I would have no opinion, I don’t know anything of the area, it’s tidal arrangement, land subsidence rates etc. But near where I lived as a kid the Cherry Venture ran ashore in a cyclone, and it’s sat there ever since. Maybe 30-40 years or so? I used to spend a lot of time on the beach there, and over time the ship rusted down but also sank into the sand. Weight and the constant movement of sand due to tidal movements. I daresay some sand buildup also occurred.
My best guess? That beach where the whaler ran aground has pretty strong currents and perhaps a large tidal range. Over time, it sank into the sand, and the region also experienced sand buildup. I’ve never read anything about sand movement, but one would assume that with SLR, one might also get increasing beach height as more sand is deposited. Not always, but you’d imagine it could sometimes.
I think you may have missed the essence of that question from Neville and answered a different one.
Perhaps you’ve been hanging out with the deltoids too much?
They seem to be really good at pretending to answer a question by answering a different question.
Debbie: “I think you may have missed the essence of that question from Neville and answered a different one.”
I don’t think so. I said I had no real opinion. There would be many factors involved at that location and I know none of them. Coastal topography over time is affected by more than simple SLR. I would think that coastlines change all the time due to changing currents etc. Large storms can affect channels, bars and so on and totally change the coastline and deposition rates. That’s not anything to do with SLR.
Simply put, just observing two facts doesn’t tell us anything about the relationship between the two, or to a third fact. I’m not missing anything, or avoiding anything. I simply don’t know.
Tony Price, thanks for the info on gauges; the other thing is the really accurate modern gear which takes into account land movements as well as sea level is only a bit over a decade old, and typically with the newer equipment contradicts AGW.
Nev; we currently do an eye goo session 4 or 5 times a day with 2 types of gel and as neither melt for hours every screen word is a blob of many mmmms.
Something tony wrote about instruments used as tide gauges bothered me. Bubble tubes would be the last straw in liquid level apparatus. Trust me, I had routines for those at many industrial sites and often used to make them to keep instalation costs down.

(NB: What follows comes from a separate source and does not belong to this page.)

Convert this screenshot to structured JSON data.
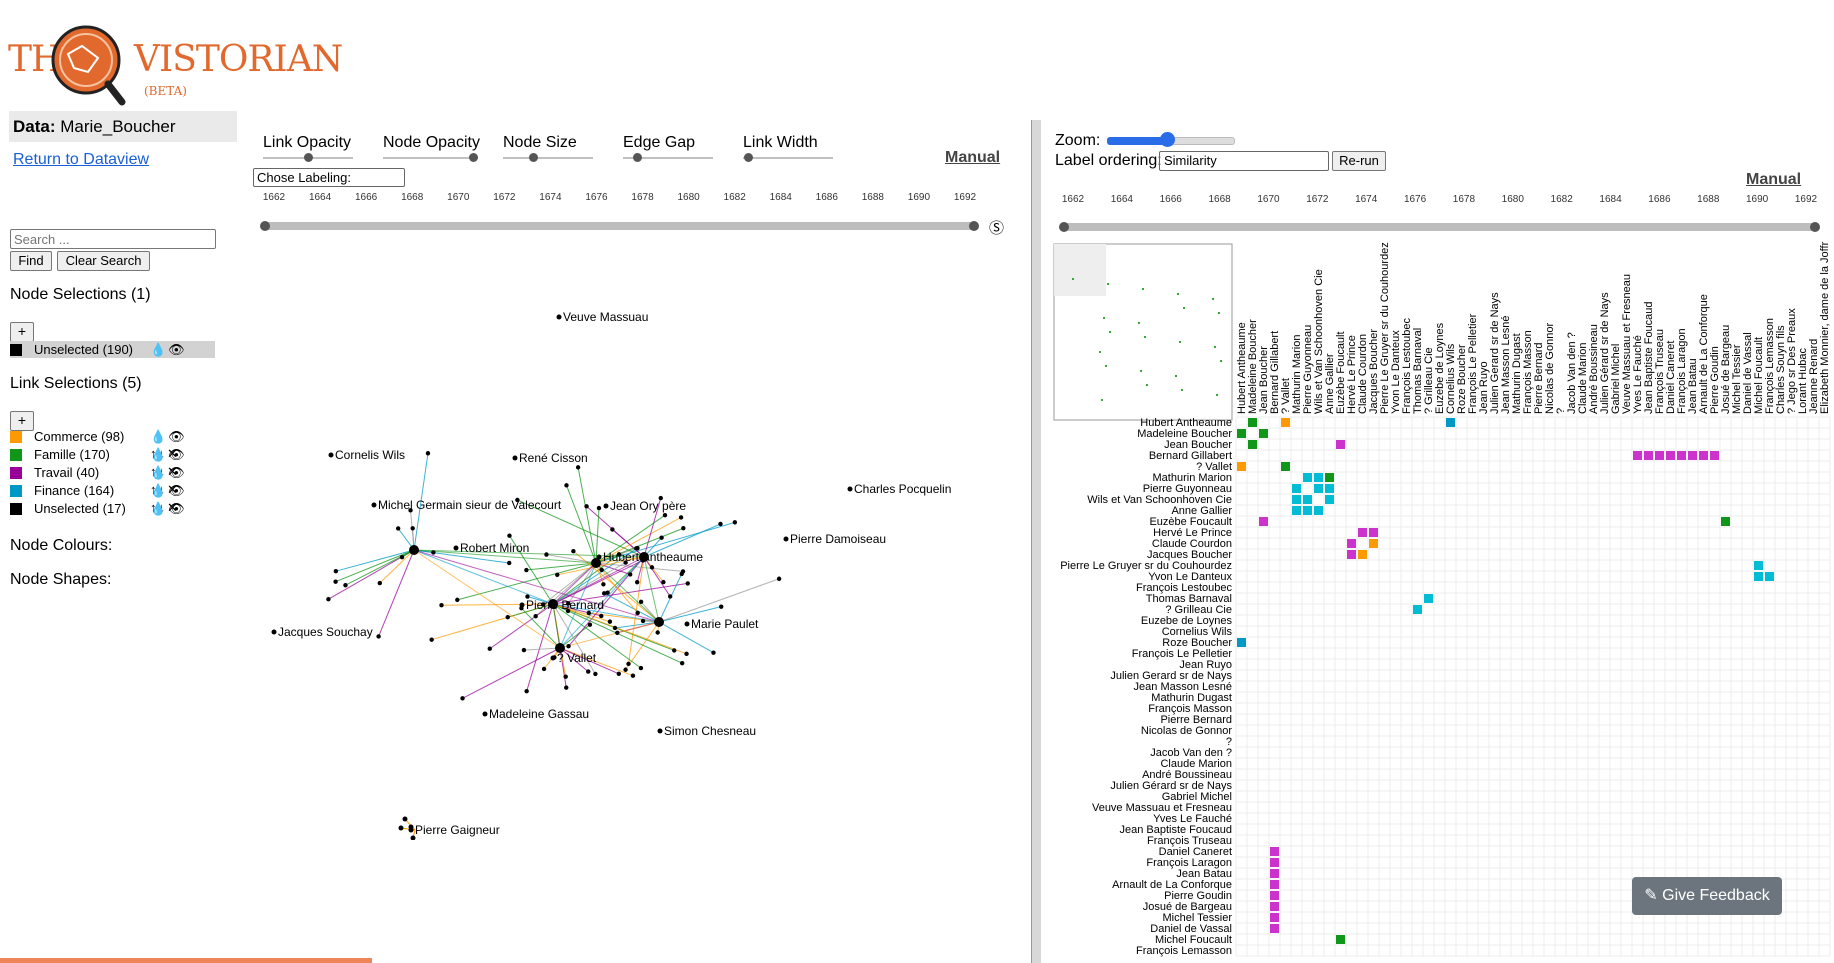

Typically they used compressed air via a flow regulator to create back pressure from a liquid in the storage vessel. Some form of transducer is used to convert back pressure to liquid depth. Air is simply the process isolator but it can be tricky to manage the small flows required at the bubbler.
“and typically with the newer equipment contradicts AGW” says who coh?
“just observing two facts doesn’t tell us anything about the relationship between the two, or to a third fact” All measurement requires the use of standards in practice and typically 3 is enough to overcome uncertainties.
This is the reason SD’s marks and claims wont wash in polite societies used to references.
‘The large contrast between warm maxima and cool minima resulted in the mean diurnal temperature range being the third-highest on record. The more extreme years of 1994 and 2002 also saw severe drought over most of Australia.’
Anyone interested in bushfire science should see this photo taken by “Chug” 4th Jan from a plane leaving Hobart Airport.
Please note at full resolution; in the atmospherics, a smoke ceiling and high turbulence. On the ground; dryness of grass lands, ratio of grass to bush and sea on the horizon both sides of the Tasman Peninsula.
Gav, when you live where I live, right on a big forest, you’re very interested in bushfire. Some people in the city also take an active interest in bushfire. Tony Abbott has been personally and deeply engaged for many years, hasn’t he?
Now would be a good time to thank those very busy people who sacrifice precious weekends, evenings and sleep to keep us safe. People like Tony Abbott.